Cavaliers News: Making excuses, injury report, offseason regrets
The Cleveland Cavaliers have had a chance to catch their breath. The addition of the In-Season Tournament has provided a gap in the schedule for the 22 teams not competing in the Knockout Stage. The Cavs played on Saturday, a 110-101 victory over the Detroit Pistons, and then got three full days off before playing Wednesday at home against the Orlando Magic. All 22 teams got the same three days off as the quarterfinals play out.
That rest is a valuable commodity, but a lack of games also gives room for questions to bounce around the echo chamber. Instead of asking about this play or that rotational decision, everyone around the Cavaliers organization from players to media is asking bigger-picture questions: why have the Cavs struggled out of the gates, did they make the right offseason moves, do they need to make a big trade?
The Cavaliers have a ready excuse
The answer everyone in the organization is providing is simple: this team hasn't been healthy. When they have their full complement of players they have been and project to be quite dangerous, but start taking away key pieces and the building falls apart. Here's Georges Niang giving a version of that answer:
Niang isn't wrong; this group hasn't been able to gain much consistency due to the frequent absences, and they should improve their chemistry as the season goes on. The injuries have made a significant and negative impact on their ability to win basketball games.
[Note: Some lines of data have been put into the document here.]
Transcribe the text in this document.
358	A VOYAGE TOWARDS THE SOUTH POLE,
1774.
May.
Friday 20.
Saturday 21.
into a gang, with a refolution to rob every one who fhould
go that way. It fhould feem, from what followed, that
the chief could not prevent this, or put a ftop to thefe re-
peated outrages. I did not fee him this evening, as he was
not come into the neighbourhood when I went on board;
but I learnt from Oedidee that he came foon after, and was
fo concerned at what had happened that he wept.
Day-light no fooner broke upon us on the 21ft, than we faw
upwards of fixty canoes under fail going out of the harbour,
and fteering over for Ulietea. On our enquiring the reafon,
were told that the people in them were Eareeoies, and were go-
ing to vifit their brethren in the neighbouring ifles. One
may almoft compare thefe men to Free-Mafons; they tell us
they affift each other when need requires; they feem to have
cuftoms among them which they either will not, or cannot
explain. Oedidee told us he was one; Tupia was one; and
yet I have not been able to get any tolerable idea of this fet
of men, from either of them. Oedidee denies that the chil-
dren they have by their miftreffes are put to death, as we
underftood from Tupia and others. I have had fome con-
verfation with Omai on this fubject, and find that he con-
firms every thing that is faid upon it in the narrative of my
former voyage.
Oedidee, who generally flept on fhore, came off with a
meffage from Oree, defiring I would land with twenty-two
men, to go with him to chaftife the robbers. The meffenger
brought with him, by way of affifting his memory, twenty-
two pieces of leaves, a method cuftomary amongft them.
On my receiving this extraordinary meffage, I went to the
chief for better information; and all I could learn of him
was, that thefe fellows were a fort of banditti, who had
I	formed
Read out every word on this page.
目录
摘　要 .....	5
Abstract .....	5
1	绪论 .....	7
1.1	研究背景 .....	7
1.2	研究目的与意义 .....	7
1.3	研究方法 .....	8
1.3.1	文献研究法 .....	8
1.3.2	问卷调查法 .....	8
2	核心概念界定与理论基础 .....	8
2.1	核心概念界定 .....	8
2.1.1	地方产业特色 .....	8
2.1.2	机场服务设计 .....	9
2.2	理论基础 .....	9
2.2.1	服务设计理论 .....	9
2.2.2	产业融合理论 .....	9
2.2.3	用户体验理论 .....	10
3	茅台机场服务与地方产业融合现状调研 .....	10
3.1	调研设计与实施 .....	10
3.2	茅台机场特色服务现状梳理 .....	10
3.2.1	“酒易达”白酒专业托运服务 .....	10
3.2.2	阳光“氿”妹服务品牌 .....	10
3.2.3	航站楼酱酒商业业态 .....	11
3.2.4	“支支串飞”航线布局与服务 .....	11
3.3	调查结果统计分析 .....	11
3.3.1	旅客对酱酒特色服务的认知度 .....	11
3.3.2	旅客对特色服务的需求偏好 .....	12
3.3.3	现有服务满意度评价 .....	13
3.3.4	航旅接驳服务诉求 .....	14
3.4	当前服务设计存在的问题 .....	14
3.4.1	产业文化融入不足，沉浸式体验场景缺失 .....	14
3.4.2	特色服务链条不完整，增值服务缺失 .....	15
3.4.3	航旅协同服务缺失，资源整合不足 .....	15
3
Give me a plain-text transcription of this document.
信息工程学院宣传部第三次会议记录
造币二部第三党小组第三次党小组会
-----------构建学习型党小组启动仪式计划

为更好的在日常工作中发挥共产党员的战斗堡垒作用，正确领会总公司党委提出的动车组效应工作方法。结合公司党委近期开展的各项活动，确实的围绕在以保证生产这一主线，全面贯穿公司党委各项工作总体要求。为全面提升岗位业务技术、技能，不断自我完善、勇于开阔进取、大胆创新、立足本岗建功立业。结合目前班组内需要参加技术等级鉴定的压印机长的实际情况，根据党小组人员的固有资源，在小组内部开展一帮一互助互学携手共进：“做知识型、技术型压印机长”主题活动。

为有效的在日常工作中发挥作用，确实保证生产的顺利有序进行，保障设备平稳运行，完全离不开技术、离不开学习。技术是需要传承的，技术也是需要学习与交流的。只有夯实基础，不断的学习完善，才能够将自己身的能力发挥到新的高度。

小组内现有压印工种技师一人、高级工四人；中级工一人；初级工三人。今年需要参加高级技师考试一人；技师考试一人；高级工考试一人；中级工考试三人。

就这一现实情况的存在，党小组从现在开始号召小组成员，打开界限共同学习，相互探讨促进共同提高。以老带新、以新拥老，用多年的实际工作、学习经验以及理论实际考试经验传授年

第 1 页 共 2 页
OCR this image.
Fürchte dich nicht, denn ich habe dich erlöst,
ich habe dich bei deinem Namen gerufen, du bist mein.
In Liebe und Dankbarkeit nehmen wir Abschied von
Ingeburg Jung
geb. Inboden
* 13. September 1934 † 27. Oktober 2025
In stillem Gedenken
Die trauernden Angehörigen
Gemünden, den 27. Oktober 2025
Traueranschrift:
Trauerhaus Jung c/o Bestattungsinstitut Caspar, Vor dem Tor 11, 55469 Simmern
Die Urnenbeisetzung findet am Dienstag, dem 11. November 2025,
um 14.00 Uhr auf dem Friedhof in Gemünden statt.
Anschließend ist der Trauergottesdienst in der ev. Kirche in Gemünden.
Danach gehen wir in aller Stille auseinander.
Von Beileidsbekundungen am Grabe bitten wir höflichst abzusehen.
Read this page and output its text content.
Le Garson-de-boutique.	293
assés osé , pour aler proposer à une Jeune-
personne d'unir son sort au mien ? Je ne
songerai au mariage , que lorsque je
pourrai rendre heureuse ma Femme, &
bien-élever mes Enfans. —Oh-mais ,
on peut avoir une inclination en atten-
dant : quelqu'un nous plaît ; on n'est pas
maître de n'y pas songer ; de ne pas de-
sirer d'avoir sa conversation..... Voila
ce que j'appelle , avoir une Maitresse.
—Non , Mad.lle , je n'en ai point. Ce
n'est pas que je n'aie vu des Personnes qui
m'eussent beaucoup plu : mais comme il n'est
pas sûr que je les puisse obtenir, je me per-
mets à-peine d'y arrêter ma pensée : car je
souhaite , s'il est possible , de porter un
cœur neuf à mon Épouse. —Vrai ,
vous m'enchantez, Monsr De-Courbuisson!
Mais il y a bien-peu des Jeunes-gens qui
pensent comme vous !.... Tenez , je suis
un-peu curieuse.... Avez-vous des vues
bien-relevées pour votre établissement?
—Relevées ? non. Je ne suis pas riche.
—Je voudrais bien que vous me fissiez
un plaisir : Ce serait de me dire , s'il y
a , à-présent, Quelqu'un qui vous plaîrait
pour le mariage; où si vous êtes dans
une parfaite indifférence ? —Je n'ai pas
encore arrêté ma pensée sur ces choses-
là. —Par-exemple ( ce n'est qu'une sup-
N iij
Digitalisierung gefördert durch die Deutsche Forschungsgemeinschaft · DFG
At the same time, the Cavs are hardly the only team dealing with injuries. In the Eastern Conference alone, the Orlando Magic just won nine-straight games missing two starters; the Milwaukee Bucks haven't had a healthy Khris Middleton in many of their games; Kristaps Porzingis has been in-and-out of the Boston Celtics' lineup; the Miami Heat have been missing multiple starters in nearly every game they have played. All but the Heat have a better record than Cleveland (Miami is also 11-9).
Cleveland has to find a way to win despite the injuries. The chemistry excuse can be both true (the Cavs do need to build chemistry with their new players) and a minor thing; the Cavaliers added a few new players but maintained their core, so their chemistry-building learning curve is much softer than many teams.
The Cavs should play better moving forward. They should be healthier. They also will need to shed the excuses and provide real answers to hard questions if they don't climb up the standings.
Cleveland Cavaliers Injury Report
The extra days off should help the Cavaliers get healthier, and Dean Wade practiced on Monday as he worked his way back from an ankle injury. Wade is the closest thing the Cavs have to a 3-and-D forward and Cleveland found a lot of success inserting him into the starting lineup. Getting him back, whether it's against Orlando on Wednesday or in the near future, will be a boon to their rotation.
The other key player dealing with an injury is Caris LeVert, who missed Cleveland's win in Detroit with a knee injury. LeVert also missed time earlier in the season with this same knee, and it's unclear how long the injury will linger. He did not practice on Monday, per Cleveland.com's Chris Fedor.
Offseason Regrets
The Cavaliers were aggressive this offseason in building up the roster around their core, targeting shooters at multiple positions to give the offense an element it lacked. In doing so, they also made a commitment to their core players and to their head coach, to give that collective group another swing.
20 games in, with nine losses and plenty of excuses at the ready, do the Cavaliers have any offseason regrets? We take a look at three moves this franchise may regret already given the rocky start to the season.
What to Read
- Caleb Crowley took his weekly look at the Cavaliers on Monday, analyzing J.B. Bickerstaff's coaching thus far and awarding his crowns for the week.
- Our newest writer Roger Straz took a look at Bickerstaff as well, but his conclusions were different than consensus.
- December 15th is a key date on the NBA calendar as players who signed in free agency beome eligible to be traded. That traditionally "kicks off" the in-season trade season. Which Cavaliers trade targets will come available on the 15th?
- Speaking of trades, could the Cavaliers make an offer for a Utah Jazz big man?
What's Next
The Cavaliers will host the Orlando Magic on Wednesday night in the first of their two newly-added games during "In-Season Tournament" week. They then head down to Miami to play the Heat on Friday night.
Meanwhile, the In-Season Tournament continues on Tuesday night with the Los Angeles Lakers, Phoenix Suns, Milwaukee Bucks and New York Knicks battling to join the Indiana Pacers and New Orleans Pelicans in Las Vegas for Thursday's semifinals.